When I joined my ex-employer all these years ago, in 1995 or was it 1996 (there is a joke here), the world of finance was very different. At the time, the City was well on its deregulatory wagon, the change that had occurred almost 10 years earlier and the massive inflow of capital that it created was something to behold. I remember a friend who worked in a mutual fund shop telling me that his strategy was getting between 2 and 5 million pounds of additional capital every day.
When I joined my ex-employer, about half of our client's assets were in bonds. Bonds have always been the sleepy bit of the financial industry, and whenever it gets exciting (aka the junk bond craze) it never ever ends well.
As a strategist my conservative brain said 40 to 50% of an investor's portfolio should be in fixed-income instruments. Guess what when the reality of working in the financial sector hit that question went out of the window. Of course, we told our client that at least a third of their assets "should" be in fixed-income instruments, but for the vast majority it was more like 10% or less, and in most cases that 10% was mostly in "utility like" equities such as British Gas.

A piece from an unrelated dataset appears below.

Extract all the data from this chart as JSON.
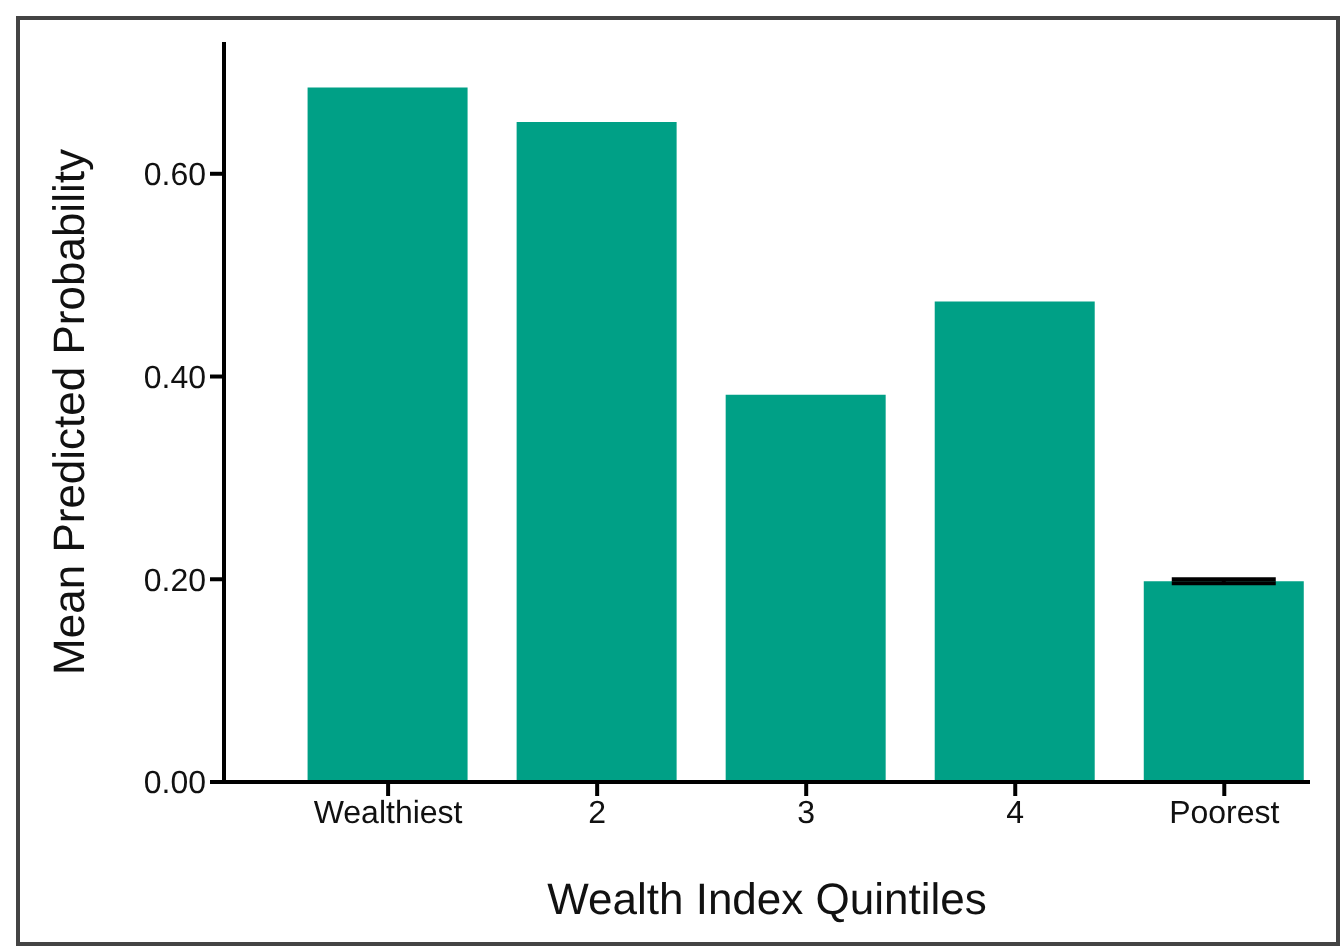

For the past few years, the world has been changing and the change at first gradual has accelerated. first, your client base was on average 50 in 1995 the year I joined. Again it is rarely 20 years old that seek the help of a shop like my old employer. In the late 90s, it fell to 45 as the dot-com wave of millionaires were looking to park their assets with pros. Since then it has been falling, I was told by a friend there that the average now is just over 67. That means that half of our clients are retired. Estate planning is more important and the shifting demands of the tax man, and their reduced income (as opposed to capital gains) as they shift out of the labour market has a big impact.

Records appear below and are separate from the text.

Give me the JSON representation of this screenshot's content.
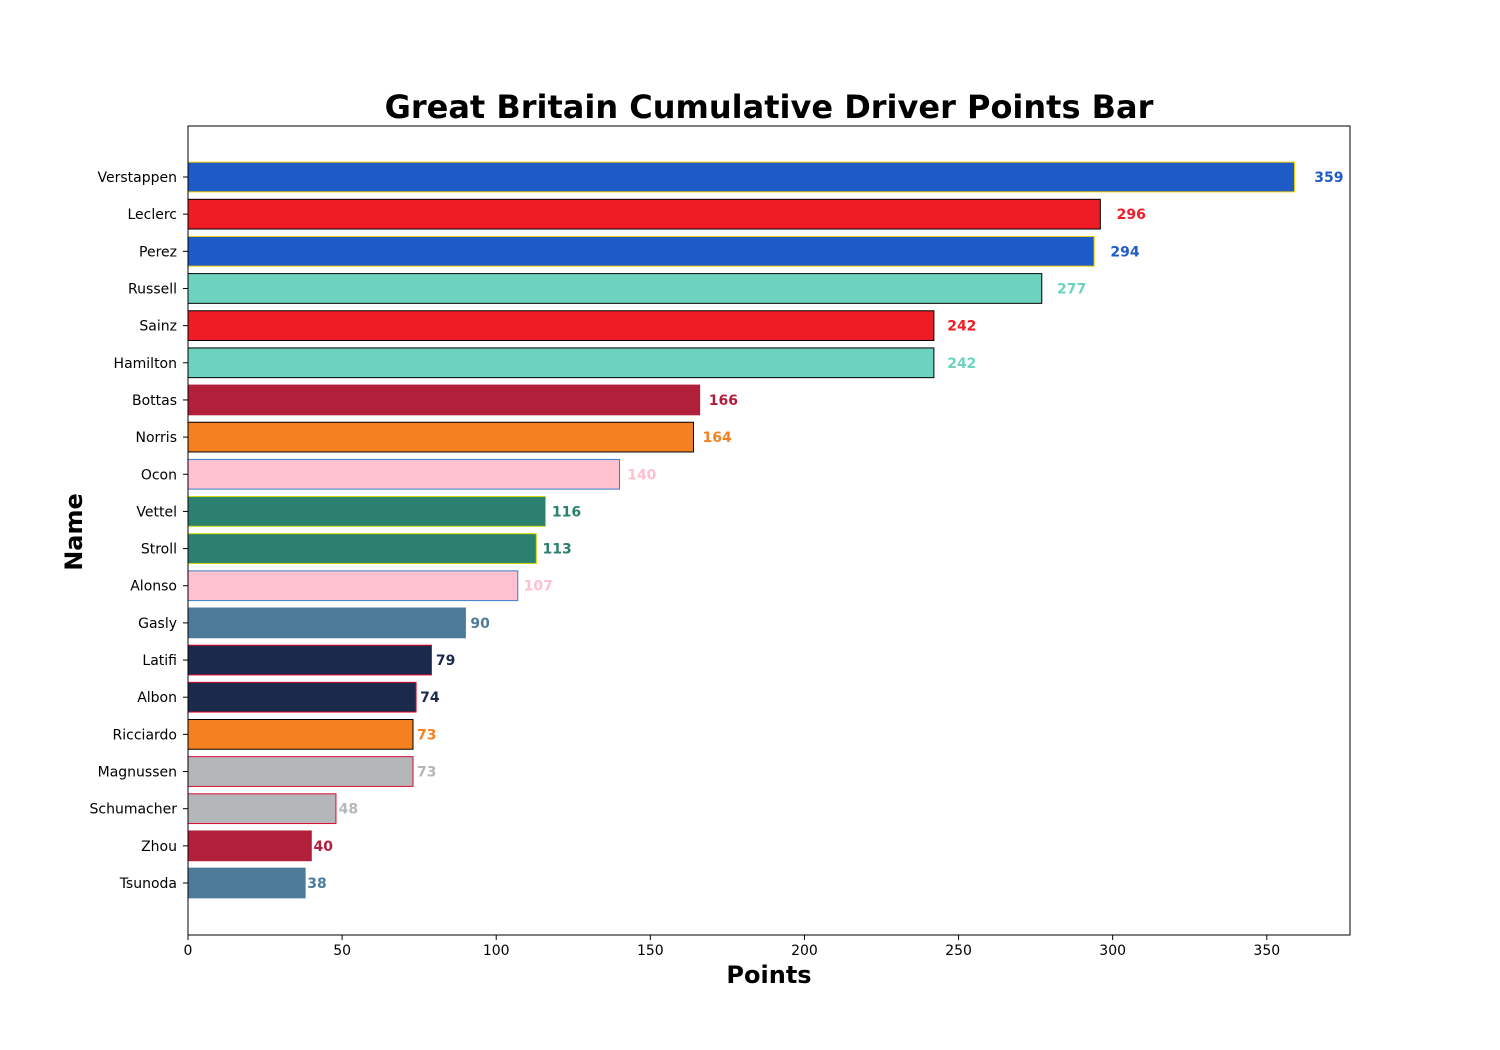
{
  "chart_data": {
    "type": "bar",
    "orientation": "horizontal",
    "title": "Great Britain Cumulative Driver Points Bar",
    "xlabel": "Points",
    "ylabel": "Name",
    "xlim": [
      0,
      377
    ],
    "xticks": [
      0,
      50,
      100,
      150,
      200,
      250,
      300,
      350
    ],
    "grid": false,
    "categories": [
      "Verstappen",
      "Leclerc",
      "Perez",
      "Russell",
      "Sainz",
      "Hamilton",
      "Bottas",
      "Norris",
      "Ocon",
      "Vettel",
      "Stroll",
      "Alonso",
      "Gasly",
      "Latifi",
      "Albon",
      "Ricciardo",
      "Magnussen",
      "Schumacher",
      "Zhou",
      "Tsunoda"
    ],
    "values": [
      359,
      296,
      294,
      277,
      242,
      242,
      166,
      164,
      140,
      116,
      113,
      107,
      90,
      79,
      74,
      73,
      73,
      48,
      40,
      38
    ],
    "value_labels": [
      "359",
      "296",
      "294",
      "277",
      "242",
      "242",
      "166",
      "164",
      "140",
      "116",
      "113",
      "107",
      "90",
      "79",
      "74",
      "73",
      "73",
      "48",
      "40",
      "38"
    ],
    "colors": [
      "#1f5bc6",
      "#ef1c26",
      "#1f5bc6",
      "#6dd3bf",
      "#ef1c26",
      "#6dd3bf",
      "#b11f3b",
      "#f58020",
      "#ffc0cf",
      "#2b806f",
      "#2b806f",
      "#ffc0cf",
      "#4d7b9a",
      "#1b2a4b",
      "#1b2a4b",
      "#f58020",
      "#b4b7ba",
      "#b4b7ba",
      "#b11f3b",
      "#4d7b9a"
    ],
    "edge_colors": [
      "#f5d000",
      "#000000",
      "#f5d000",
      "#000000",
      "#000000",
      "#000000",
      "#b11f3b",
      "#000000",
      "#3a7fd0",
      "#c8d400",
      "#c8d400",
      "#3a7fd0",
      "#4d7b9a",
      "#dc0a32",
      "#dc0a32",
      "#000000",
      "#dc0a32",
      "#dc0a32",
      "#b11f3b",
      "#4d7b9a"
    ]
  }
}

20 years ago, the number one client gift was tickets to the World Cup, again I was told that last year it was Royal Ascot.

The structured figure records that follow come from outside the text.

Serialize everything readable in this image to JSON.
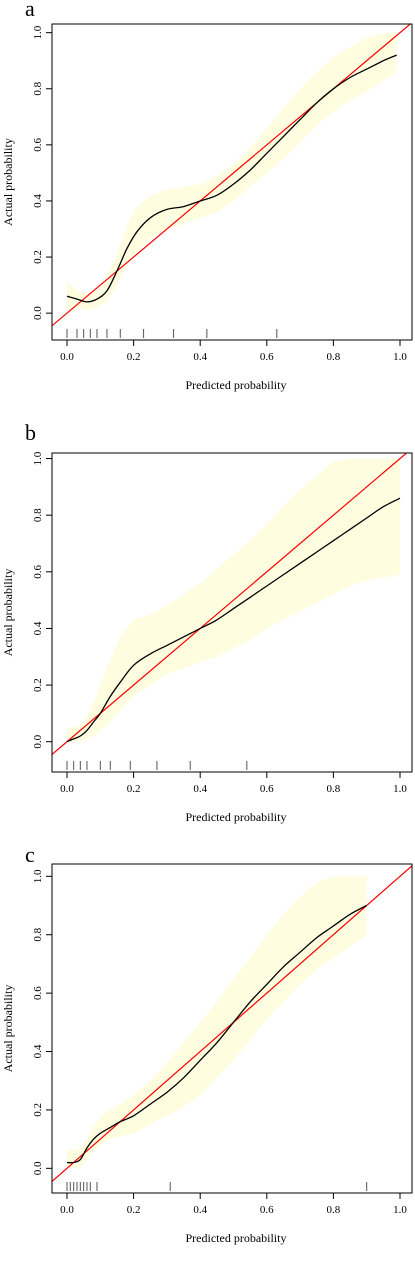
{
  "chart_data": [
    {
      "type": "line",
      "panel_label": "a",
      "xlabel": "Predicted probability",
      "ylabel": "Actual probability",
      "xlim": [
        0,
        1
      ],
      "ylim": [
        0,
        1
      ],
      "x_ticks": [
        "0.0",
        "0.2",
        "0.4",
        "0.6",
        "0.8",
        "1.0"
      ],
      "y_ticks": [
        "0.0",
        "0.2",
        "0.4",
        "0.6",
        "0.8",
        "1.0"
      ],
      "grid": false,
      "series": [
        {
          "kind": "calibration-curve",
          "color": "#000000",
          "x": [
            0.0,
            0.03,
            0.06,
            0.09,
            0.12,
            0.15,
            0.18,
            0.21,
            0.25,
            0.3,
            0.35,
            0.4,
            0.45,
            0.5,
            0.55,
            0.6,
            0.65,
            0.7,
            0.75,
            0.8,
            0.85,
            0.9,
            0.95,
            0.99
          ],
          "y": [
            0.06,
            0.05,
            0.04,
            0.05,
            0.08,
            0.15,
            0.23,
            0.29,
            0.34,
            0.37,
            0.38,
            0.4,
            0.42,
            0.46,
            0.51,
            0.57,
            0.63,
            0.69,
            0.75,
            0.8,
            0.84,
            0.87,
            0.9,
            0.92
          ]
        },
        {
          "kind": "confidence-band",
          "color": "#fffde0",
          "x": [
            0.0,
            0.03,
            0.06,
            0.09,
            0.12,
            0.15,
            0.18,
            0.21,
            0.25,
            0.3,
            0.35,
            0.4,
            0.45,
            0.5,
            0.55,
            0.6,
            0.65,
            0.7,
            0.75,
            0.8,
            0.85,
            0.9,
            0.95,
            0.99
          ],
          "upper": [
            0.11,
            0.08,
            0.07,
            0.08,
            0.13,
            0.21,
            0.31,
            0.38,
            0.42,
            0.44,
            0.45,
            0.46,
            0.49,
            0.53,
            0.59,
            0.66,
            0.73,
            0.8,
            0.86,
            0.91,
            0.95,
            0.98,
            1.0,
            1.0
          ],
          "lower": [
            0.0,
            0.02,
            0.01,
            0.02,
            0.04,
            0.1,
            0.17,
            0.22,
            0.27,
            0.3,
            0.32,
            0.34,
            0.36,
            0.4,
            0.45,
            0.5,
            0.55,
            0.61,
            0.67,
            0.72,
            0.76,
            0.79,
            0.83,
            0.86
          ]
        },
        {
          "kind": "ideal-line",
          "color": "#ff0000",
          "x": [
            0,
            1
          ],
          "y": [
            0,
            1
          ]
        }
      ],
      "rug": [
        0.0,
        0.03,
        0.05,
        0.07,
        0.09,
        0.12,
        0.16,
        0.23,
        0.32,
        0.42,
        0.63
      ]
    },
    {
      "type": "line",
      "panel_label": "b",
      "xlabel": "Predicted probability",
      "ylabel": "Actual probability",
      "xlim": [
        0,
        1
      ],
      "ylim": [
        0,
        1
      ],
      "x_ticks": [
        "0.0",
        "0.2",
        "0.4",
        "0.6",
        "0.8",
        "1.0"
      ],
      "y_ticks": [
        "0.0",
        "0.2",
        "0.4",
        "0.6",
        "0.8",
        "1.0"
      ],
      "grid": false,
      "series": [
        {
          "kind": "calibration-curve",
          "color": "#000000",
          "x": [
            0.0,
            0.02,
            0.04,
            0.06,
            0.08,
            0.1,
            0.13,
            0.16,
            0.2,
            0.25,
            0.3,
            0.35,
            0.4,
            0.45,
            0.5,
            0.55,
            0.6,
            0.65,
            0.7,
            0.75,
            0.8,
            0.85,
            0.9,
            0.95,
            1.0
          ],
          "y": [
            0.0,
            0.01,
            0.02,
            0.04,
            0.07,
            0.1,
            0.16,
            0.21,
            0.27,
            0.31,
            0.34,
            0.37,
            0.4,
            0.43,
            0.47,
            0.51,
            0.55,
            0.59,
            0.63,
            0.67,
            0.71,
            0.75,
            0.79,
            0.83,
            0.86
          ]
        },
        {
          "kind": "confidence-band",
          "color": "#fffde0",
          "x": [
            0.0,
            0.02,
            0.04,
            0.06,
            0.08,
            0.1,
            0.13,
            0.16,
            0.2,
            0.25,
            0.3,
            0.35,
            0.4,
            0.45,
            0.5,
            0.55,
            0.6,
            0.65,
            0.7,
            0.75,
            0.8,
            0.85,
            0.9,
            0.95,
            1.0
          ],
          "upper": [
            0.05,
            0.05,
            0.06,
            0.09,
            0.14,
            0.2,
            0.29,
            0.37,
            0.43,
            0.45,
            0.48,
            0.52,
            0.56,
            0.61,
            0.66,
            0.71,
            0.77,
            0.83,
            0.89,
            0.94,
            0.99,
            1.0,
            1.0,
            1.0,
            1.0
          ],
          "lower": [
            0.0,
            0.0,
            0.0,
            0.01,
            0.02,
            0.04,
            0.07,
            0.11,
            0.16,
            0.2,
            0.24,
            0.26,
            0.28,
            0.3,
            0.33,
            0.36,
            0.4,
            0.43,
            0.46,
            0.49,
            0.52,
            0.55,
            0.57,
            0.58,
            0.59
          ]
        },
        {
          "kind": "ideal-line",
          "color": "#ff0000",
          "x": [
            0,
            1
          ],
          "y": [
            0,
            1
          ]
        }
      ],
      "rug": [
        0.0,
        0.02,
        0.04,
        0.06,
        0.1,
        0.13,
        0.19,
        0.27,
        0.37,
        0.54
      ]
    },
    {
      "type": "line",
      "panel_label": "c",
      "xlabel": "Predicted probability",
      "ylabel": "Actual probability",
      "xlim": [
        0,
        1
      ],
      "ylim": [
        0,
        1
      ],
      "x_ticks": [
        "0.0",
        "0.2",
        "0.4",
        "0.6",
        "0.8",
        "1.0"
      ],
      "y_ticks": [
        "0.0",
        "0.2",
        "0.4",
        "0.6",
        "0.8",
        "1.0"
      ],
      "grid": false,
      "series": [
        {
          "kind": "calibration-curve",
          "color": "#000000",
          "x": [
            0.0,
            0.02,
            0.04,
            0.06,
            0.08,
            0.1,
            0.13,
            0.16,
            0.2,
            0.25,
            0.3,
            0.35,
            0.4,
            0.45,
            0.5,
            0.55,
            0.6,
            0.65,
            0.7,
            0.75,
            0.8,
            0.85,
            0.9
          ],
          "y": [
            0.02,
            0.02,
            0.03,
            0.07,
            0.1,
            0.12,
            0.14,
            0.16,
            0.18,
            0.22,
            0.26,
            0.31,
            0.37,
            0.43,
            0.5,
            0.57,
            0.63,
            0.69,
            0.74,
            0.79,
            0.83,
            0.87,
            0.9
          ]
        },
        {
          "kind": "confidence-band",
          "color": "#fffde0",
          "x": [
            0.0,
            0.02,
            0.04,
            0.06,
            0.08,
            0.1,
            0.13,
            0.16,
            0.2,
            0.25,
            0.3,
            0.35,
            0.4,
            0.45,
            0.5,
            0.55,
            0.6,
            0.65,
            0.7,
            0.75,
            0.8,
            0.85,
            0.9
          ],
          "upper": [
            0.07,
            0.06,
            0.07,
            0.1,
            0.14,
            0.18,
            0.2,
            0.22,
            0.25,
            0.3,
            0.36,
            0.43,
            0.5,
            0.57,
            0.65,
            0.72,
            0.8,
            0.87,
            0.93,
            0.98,
            1.0,
            1.0,
            1.0
          ],
          "lower": [
            0.0,
            0.0,
            0.0,
            0.03,
            0.06,
            0.08,
            0.1,
            0.11,
            0.12,
            0.15,
            0.18,
            0.21,
            0.25,
            0.31,
            0.37,
            0.44,
            0.51,
            0.57,
            0.63,
            0.68,
            0.72,
            0.76,
            0.8
          ]
        },
        {
          "kind": "ideal-line",
          "color": "#ff0000",
          "x": [
            0,
            1
          ],
          "y": [
            0,
            1
          ]
        }
      ],
      "rug": [
        0.0,
        0.01,
        0.02,
        0.03,
        0.04,
        0.05,
        0.06,
        0.07,
        0.09,
        0.31,
        0.9
      ]
    }
  ]
}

More importantly, 20 years ago 80% of our asset base growth was driven by client allocation. We were doing well so we got more of their money, Now, 80% of the firm/s growth is from new clients. We are also seeing more and more generational shifts in our client base. In short, our old clients are dying and their children are assuming control over the asset. While a good percentage left their money where it was, many took it out to "better managers". cryptos were mentioned a lot in these conversations.
What it means is a shift in things. Technology already deeply impacted the asset management business. Running a few hundred million used to take a large team of people. Not anymore. The back and middle office in my old firm saw massive attrition like over 90% of the staff is gone. Replaced by computers. Even compliance has shrunk, and it's not over yet. the CEO of my old firm is a friend, he told me that within five years staffing that peaked at nearly 1,000 in 2002 will be down to less than 200 by the end of 2024. All those who remain are client-facing individuals. He believes that within 5 years the number will shrink by more than half. This is the kicker, the firm currently manages more money than it ever did. I quit the firm in 2018. At the end of March 2024, my old firm managed twice what it did when I was there.
Now my old firm consistently outperformed the market (luck, good timing talent). Overheads have dropped nearly 80%, and management fees have been halved over the last decade. But my old firm was one of the most successful ones always top of the ranking. Imagine was is going on in the firms that have not outperformed. the bloodbath has been catastrophic, and these jobs are never coming back.
At its peak, the City accounted for 7% of British GDP, unnaturally high. Today it is less than 5% and it's on its way down, not because of Brexit (well not only because of that) but also because those who were the wealth creators for the past 25 years are largely retired. They are taking all their savings away from the risky side of the market and are going directly to the bond market. Not exciting but liquid and income-generating. Things they want.